Леон отодвинул щеколду, открыл дверь, заглянул в сарайчик, да тут же и отпрянул. Как будто снаряды ударили в перегораживающую сарайчик стену. Затрещала стена. Три круглые головы возникли над ней. Леон определил в полутьме что это свиньи с необычайным проворством встали на задние лапы, положив передние на стену, и смотрят на него. При этом они не хрюкали, а по-человечески рыдали и грызли доски.

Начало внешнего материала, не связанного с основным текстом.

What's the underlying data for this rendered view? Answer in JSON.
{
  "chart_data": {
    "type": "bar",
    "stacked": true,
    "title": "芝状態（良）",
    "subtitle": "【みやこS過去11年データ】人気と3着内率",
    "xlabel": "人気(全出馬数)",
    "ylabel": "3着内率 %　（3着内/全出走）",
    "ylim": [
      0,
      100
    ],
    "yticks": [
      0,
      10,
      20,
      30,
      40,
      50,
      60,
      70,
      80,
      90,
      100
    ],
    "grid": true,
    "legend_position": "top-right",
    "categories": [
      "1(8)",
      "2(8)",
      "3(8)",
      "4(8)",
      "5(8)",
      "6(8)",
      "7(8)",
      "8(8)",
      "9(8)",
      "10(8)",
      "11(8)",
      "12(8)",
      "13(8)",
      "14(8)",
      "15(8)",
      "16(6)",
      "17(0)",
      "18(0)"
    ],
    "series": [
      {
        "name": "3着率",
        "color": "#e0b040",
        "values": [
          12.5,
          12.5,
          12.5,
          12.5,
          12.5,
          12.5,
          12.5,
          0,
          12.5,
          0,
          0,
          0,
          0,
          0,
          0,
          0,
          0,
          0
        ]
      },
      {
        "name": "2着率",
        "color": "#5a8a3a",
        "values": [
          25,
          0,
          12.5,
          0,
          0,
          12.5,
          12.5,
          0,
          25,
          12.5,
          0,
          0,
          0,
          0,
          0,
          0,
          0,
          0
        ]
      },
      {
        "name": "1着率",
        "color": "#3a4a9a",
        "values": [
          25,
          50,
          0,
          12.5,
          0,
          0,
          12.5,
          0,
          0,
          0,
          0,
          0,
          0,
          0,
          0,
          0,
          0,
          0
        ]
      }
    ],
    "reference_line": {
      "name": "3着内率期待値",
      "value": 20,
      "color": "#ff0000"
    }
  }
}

Дядя Петя, оказывается, наблюдал, держась за сердце. Когда Леон выскочил из сарайчика, он почти так же, как свиньи, прорыдал:

- Живые?

- Живые, - сказал Леон. - Доски грызут.

- Пьянствовал и скотину не кормил? - спросил отец. - Фашист!

- Мужики обещали, строители, - дядя Петя трудно повёл закостеневшей шеей, как бы желая увидеть этих самых неведомых мужиков-строителей.

- Мужики, строители, - покачал головой отец. - Такая же пьянь, как ты! Где они?

Их не было.

Теперь Леону открылось имя метлы, чисто выметшей подворье: голод.

В пустом курятнике обнаружилось несколько засохших, частично втоптанных в глину, частично расклёванных цыплят. Пока Леон тупо смотрел на них, пытаясь сообразить, где остальные, дядя Петя выговорил ещё одно слово: "Кроли", слабо махнул рукой в направлении многочисленных клеток на курьих ножках в конце подворья.

Леону стало не по себе, однако ветерок, тянувший от клеток, был не смраден. Вроде бы смотрели издали сквозь сетку расплывчатые серые и белые кроличьи морды. Уши над их головами, правда, лежали, а не стояли в виде латинской "V" - знака победы, какой выбрасывают на пальцах перед телекамерами борцы.

- Живые! Все живые! - крикнул Леон.

Кролики были живые, но странные: сосредоточенные, неживотно-просветлённые, как бы познавшие некую истину в своих идеально чистых, сухих и тёмных, как кельи, клетках.